The recent EAT case of Dundee City Council v Sharp has confirmed the correct approach to be taken in long term sickness absence dismissal cases. The requirement on the employer is to demonstrate that they acted reasonably in holding the employee’s absence as a sufficient reason for dismissal. The steps to be taken by the employer in such a case are:
- consultation/discussion with the employee
- conducting a reasonable investigation into the employee's health
- reasonably consider whether you can be expected to wait longer before making the decision to dismiss.
The EAT held that the ET had set the bar too high in requiring the employer to investigate beyond the employee's assertion that he was not better and not ready to return to work (he was dismissed after a year's absence with depression). The ET wrongly suggested that a more stringent investigation is required in ill health capability cases than in other cases, such as misconduct. This is not supported in law.
Mr Sharp was an employee with 35 years service and it was this length of service that led the ET to be wrongly influenced in reaching its decision, suggesting that it warranted a more detailed investigation. The EAT pointed out that an employee with two years' service would have been entitled to the same level of investigation as Mr Sharp – his length of service did not entitle him to extra investigation.
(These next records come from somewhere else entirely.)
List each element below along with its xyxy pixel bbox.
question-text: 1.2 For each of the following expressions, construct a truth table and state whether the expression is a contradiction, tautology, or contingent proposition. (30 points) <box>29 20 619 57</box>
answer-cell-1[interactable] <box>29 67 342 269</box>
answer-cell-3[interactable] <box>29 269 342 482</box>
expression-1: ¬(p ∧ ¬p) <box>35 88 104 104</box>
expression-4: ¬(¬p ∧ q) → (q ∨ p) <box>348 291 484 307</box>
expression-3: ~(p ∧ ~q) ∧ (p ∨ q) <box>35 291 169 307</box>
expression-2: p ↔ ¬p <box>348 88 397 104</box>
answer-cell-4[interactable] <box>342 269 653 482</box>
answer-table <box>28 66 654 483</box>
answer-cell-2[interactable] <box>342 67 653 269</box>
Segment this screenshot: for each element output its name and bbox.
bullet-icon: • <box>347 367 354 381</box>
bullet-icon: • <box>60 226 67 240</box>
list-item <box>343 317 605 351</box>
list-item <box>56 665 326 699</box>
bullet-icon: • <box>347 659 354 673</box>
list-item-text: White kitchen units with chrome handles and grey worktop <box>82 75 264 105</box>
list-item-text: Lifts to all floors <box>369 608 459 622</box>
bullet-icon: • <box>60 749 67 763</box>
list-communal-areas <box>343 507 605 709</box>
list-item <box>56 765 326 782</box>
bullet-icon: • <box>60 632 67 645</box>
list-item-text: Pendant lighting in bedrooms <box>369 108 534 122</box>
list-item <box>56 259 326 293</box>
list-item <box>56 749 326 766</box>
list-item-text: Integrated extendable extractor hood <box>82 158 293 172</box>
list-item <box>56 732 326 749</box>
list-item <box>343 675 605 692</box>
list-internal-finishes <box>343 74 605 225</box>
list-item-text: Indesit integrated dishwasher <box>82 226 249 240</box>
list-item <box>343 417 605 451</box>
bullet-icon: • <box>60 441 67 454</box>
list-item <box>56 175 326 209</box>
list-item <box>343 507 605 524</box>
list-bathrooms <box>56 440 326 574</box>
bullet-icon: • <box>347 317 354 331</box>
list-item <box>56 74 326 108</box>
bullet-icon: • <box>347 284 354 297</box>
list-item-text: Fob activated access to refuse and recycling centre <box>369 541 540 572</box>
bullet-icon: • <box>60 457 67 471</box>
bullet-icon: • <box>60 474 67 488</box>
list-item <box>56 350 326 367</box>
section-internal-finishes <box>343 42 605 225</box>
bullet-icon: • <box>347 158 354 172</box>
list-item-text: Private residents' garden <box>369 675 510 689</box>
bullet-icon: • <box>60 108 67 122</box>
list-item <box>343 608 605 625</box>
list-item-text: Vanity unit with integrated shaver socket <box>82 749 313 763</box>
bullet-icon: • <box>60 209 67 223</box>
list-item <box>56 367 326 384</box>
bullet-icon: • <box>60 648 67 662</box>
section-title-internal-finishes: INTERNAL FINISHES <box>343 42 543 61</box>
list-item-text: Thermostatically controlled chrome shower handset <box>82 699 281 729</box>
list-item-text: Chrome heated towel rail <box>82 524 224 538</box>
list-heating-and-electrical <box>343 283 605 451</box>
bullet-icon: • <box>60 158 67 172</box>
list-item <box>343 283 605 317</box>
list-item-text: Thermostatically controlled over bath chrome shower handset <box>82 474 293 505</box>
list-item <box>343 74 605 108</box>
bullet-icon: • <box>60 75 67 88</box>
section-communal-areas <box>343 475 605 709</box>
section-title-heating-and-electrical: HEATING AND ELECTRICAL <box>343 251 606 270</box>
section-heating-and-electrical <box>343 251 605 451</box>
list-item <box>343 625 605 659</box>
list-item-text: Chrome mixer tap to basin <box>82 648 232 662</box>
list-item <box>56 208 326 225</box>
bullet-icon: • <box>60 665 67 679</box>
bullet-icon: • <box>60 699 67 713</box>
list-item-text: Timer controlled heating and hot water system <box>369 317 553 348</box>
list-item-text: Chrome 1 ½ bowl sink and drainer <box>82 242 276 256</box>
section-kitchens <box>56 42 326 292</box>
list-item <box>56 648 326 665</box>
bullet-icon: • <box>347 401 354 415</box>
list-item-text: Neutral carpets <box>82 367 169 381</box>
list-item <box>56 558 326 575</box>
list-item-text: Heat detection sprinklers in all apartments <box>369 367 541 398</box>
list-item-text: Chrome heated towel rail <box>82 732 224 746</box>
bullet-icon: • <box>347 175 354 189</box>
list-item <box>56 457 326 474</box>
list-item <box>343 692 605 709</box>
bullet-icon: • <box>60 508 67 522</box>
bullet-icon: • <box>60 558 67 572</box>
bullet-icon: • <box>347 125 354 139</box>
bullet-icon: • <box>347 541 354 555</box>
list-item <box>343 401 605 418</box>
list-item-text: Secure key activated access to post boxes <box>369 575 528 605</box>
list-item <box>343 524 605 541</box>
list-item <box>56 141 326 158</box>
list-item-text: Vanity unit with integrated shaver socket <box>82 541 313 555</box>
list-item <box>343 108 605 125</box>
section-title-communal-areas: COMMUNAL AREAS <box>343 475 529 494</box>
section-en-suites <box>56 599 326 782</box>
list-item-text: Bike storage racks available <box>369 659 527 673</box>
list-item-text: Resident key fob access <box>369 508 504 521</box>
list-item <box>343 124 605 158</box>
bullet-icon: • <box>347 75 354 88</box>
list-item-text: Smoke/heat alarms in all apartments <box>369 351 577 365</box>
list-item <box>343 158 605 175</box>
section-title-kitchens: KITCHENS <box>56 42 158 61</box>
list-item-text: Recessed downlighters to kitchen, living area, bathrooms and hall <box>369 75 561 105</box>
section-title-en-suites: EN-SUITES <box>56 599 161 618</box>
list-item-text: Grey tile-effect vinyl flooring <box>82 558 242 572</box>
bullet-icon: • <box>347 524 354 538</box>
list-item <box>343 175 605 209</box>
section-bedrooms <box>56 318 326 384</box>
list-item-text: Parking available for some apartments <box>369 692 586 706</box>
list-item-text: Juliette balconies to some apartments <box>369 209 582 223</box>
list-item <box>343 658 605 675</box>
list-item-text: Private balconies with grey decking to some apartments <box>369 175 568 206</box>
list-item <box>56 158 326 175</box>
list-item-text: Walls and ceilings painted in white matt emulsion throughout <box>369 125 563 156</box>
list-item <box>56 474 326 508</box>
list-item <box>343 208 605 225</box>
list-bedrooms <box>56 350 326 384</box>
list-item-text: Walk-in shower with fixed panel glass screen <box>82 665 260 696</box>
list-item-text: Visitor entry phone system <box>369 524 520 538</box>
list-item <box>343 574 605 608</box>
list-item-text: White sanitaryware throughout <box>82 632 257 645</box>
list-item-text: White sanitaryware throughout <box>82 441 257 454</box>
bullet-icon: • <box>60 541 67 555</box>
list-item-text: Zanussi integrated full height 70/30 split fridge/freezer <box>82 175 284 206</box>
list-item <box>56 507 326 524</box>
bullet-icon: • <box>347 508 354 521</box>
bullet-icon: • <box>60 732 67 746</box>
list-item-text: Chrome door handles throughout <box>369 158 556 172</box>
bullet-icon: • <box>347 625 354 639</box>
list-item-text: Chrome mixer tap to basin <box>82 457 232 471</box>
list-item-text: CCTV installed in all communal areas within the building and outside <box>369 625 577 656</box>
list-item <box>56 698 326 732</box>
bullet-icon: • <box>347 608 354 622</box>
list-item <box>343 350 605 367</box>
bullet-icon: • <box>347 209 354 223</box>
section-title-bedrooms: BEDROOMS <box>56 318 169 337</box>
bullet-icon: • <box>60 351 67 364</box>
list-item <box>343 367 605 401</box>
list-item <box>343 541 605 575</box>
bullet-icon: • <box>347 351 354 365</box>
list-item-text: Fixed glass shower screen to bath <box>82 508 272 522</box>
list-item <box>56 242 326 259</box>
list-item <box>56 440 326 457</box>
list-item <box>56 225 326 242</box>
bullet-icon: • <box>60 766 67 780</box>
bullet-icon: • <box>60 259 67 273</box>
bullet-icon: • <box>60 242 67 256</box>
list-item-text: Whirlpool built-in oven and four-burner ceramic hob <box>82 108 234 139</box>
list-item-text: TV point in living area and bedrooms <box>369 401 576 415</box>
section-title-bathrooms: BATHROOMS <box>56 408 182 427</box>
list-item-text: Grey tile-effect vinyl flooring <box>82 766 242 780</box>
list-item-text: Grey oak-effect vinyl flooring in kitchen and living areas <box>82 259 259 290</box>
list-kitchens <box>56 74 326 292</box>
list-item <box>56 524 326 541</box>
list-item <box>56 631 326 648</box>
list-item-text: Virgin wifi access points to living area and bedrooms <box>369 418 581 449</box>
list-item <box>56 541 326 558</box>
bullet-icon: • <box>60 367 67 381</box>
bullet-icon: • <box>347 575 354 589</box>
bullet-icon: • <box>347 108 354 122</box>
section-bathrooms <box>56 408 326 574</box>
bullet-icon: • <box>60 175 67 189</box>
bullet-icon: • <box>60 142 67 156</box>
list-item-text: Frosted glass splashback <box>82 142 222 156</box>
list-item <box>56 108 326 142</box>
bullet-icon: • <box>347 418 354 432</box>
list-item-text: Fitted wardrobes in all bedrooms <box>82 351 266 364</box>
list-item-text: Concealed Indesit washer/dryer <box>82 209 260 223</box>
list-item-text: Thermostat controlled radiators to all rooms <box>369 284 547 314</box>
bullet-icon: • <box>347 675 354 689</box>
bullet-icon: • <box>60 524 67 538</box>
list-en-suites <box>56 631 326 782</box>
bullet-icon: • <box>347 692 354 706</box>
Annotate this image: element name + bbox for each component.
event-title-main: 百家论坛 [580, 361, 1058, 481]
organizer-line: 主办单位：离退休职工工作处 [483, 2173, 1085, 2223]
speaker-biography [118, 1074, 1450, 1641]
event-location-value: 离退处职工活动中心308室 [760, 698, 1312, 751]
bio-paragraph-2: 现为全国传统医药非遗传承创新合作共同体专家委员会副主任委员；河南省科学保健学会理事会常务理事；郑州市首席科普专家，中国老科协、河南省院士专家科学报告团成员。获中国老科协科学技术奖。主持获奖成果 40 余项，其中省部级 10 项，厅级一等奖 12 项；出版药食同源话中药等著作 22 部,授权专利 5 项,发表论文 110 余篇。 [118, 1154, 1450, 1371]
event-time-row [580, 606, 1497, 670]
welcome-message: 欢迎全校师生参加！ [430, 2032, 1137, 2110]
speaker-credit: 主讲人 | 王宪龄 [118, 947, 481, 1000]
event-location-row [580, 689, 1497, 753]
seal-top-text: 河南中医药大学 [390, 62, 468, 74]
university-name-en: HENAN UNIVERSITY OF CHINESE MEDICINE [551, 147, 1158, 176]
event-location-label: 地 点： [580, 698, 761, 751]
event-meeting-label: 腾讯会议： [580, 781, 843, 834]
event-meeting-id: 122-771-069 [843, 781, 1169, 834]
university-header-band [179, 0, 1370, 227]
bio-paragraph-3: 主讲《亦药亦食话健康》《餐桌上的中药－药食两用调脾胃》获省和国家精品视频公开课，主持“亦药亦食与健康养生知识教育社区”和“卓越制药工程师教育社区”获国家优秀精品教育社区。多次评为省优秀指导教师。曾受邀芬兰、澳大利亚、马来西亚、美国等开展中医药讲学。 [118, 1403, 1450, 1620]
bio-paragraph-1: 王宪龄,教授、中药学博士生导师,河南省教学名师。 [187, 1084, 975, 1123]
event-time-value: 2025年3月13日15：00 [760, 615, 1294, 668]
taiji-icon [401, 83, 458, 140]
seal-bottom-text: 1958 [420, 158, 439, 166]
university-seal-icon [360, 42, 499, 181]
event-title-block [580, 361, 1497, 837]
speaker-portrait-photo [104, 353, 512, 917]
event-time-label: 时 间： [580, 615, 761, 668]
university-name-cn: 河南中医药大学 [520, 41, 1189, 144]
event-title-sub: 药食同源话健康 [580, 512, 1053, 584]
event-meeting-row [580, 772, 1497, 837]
Therefore, while length of service is a relevant consideration in determining the reasonableness of an employer's decision to dismiss, it is not relevant to determining the reasonableness of an employer's investigation into their health.
“I take thee to be my lawful wedded husband”
The case of Dunn v Institute of Cemetery and Crematorium Management has held that direct marriage discrimination will occur if an employer treats an employee less favourably as a result of the identity of the person to whom they are married.
This case is significant as, before now, discrimination legislation was focused on the fact of marriage itself not the particular person to whom one was married. (In fact this legislation was originally introduced to stop employers refusing to employ married women on the basis they feared they would soon leave to begin a family with their spouse.)
Mrs Dunn did not argue that she had suffered discrimination because she was a married person, but that she had been discriminated against because she was married to Mr Dunn (who was not on good terms with the Chief Executive of the Institute of Cemetery and Crematorium Management (‘ICCM’)). ICCM then argued that this was too specific to fall within the protection.
The ET rejected her claim and held that the discrimination was not on the ground of Mrs Dunn’s status as a married person but because of the particular person to whom she was married.
On appeal the EAT, somewhat surprisingly, held that the ET had incorrectly interpreted the scope of discrimination on the grounds of being a married person and upheld the appeal. Therefore they held that "marital status” did include the identity of a person’s spouse and so less favourable, marriage-specific, treatment is discriminatory.
In a comment that will raise the hackles of many who hear it, His Honour Judge McMullen QC succinctly summarised that in discrimination law "a person who is not married is an ‘unperson’”, and in doing so confirmed that the protection afforded by “marital status” only includes those who are married (or in a civil partnership) and not ‘unpersons’.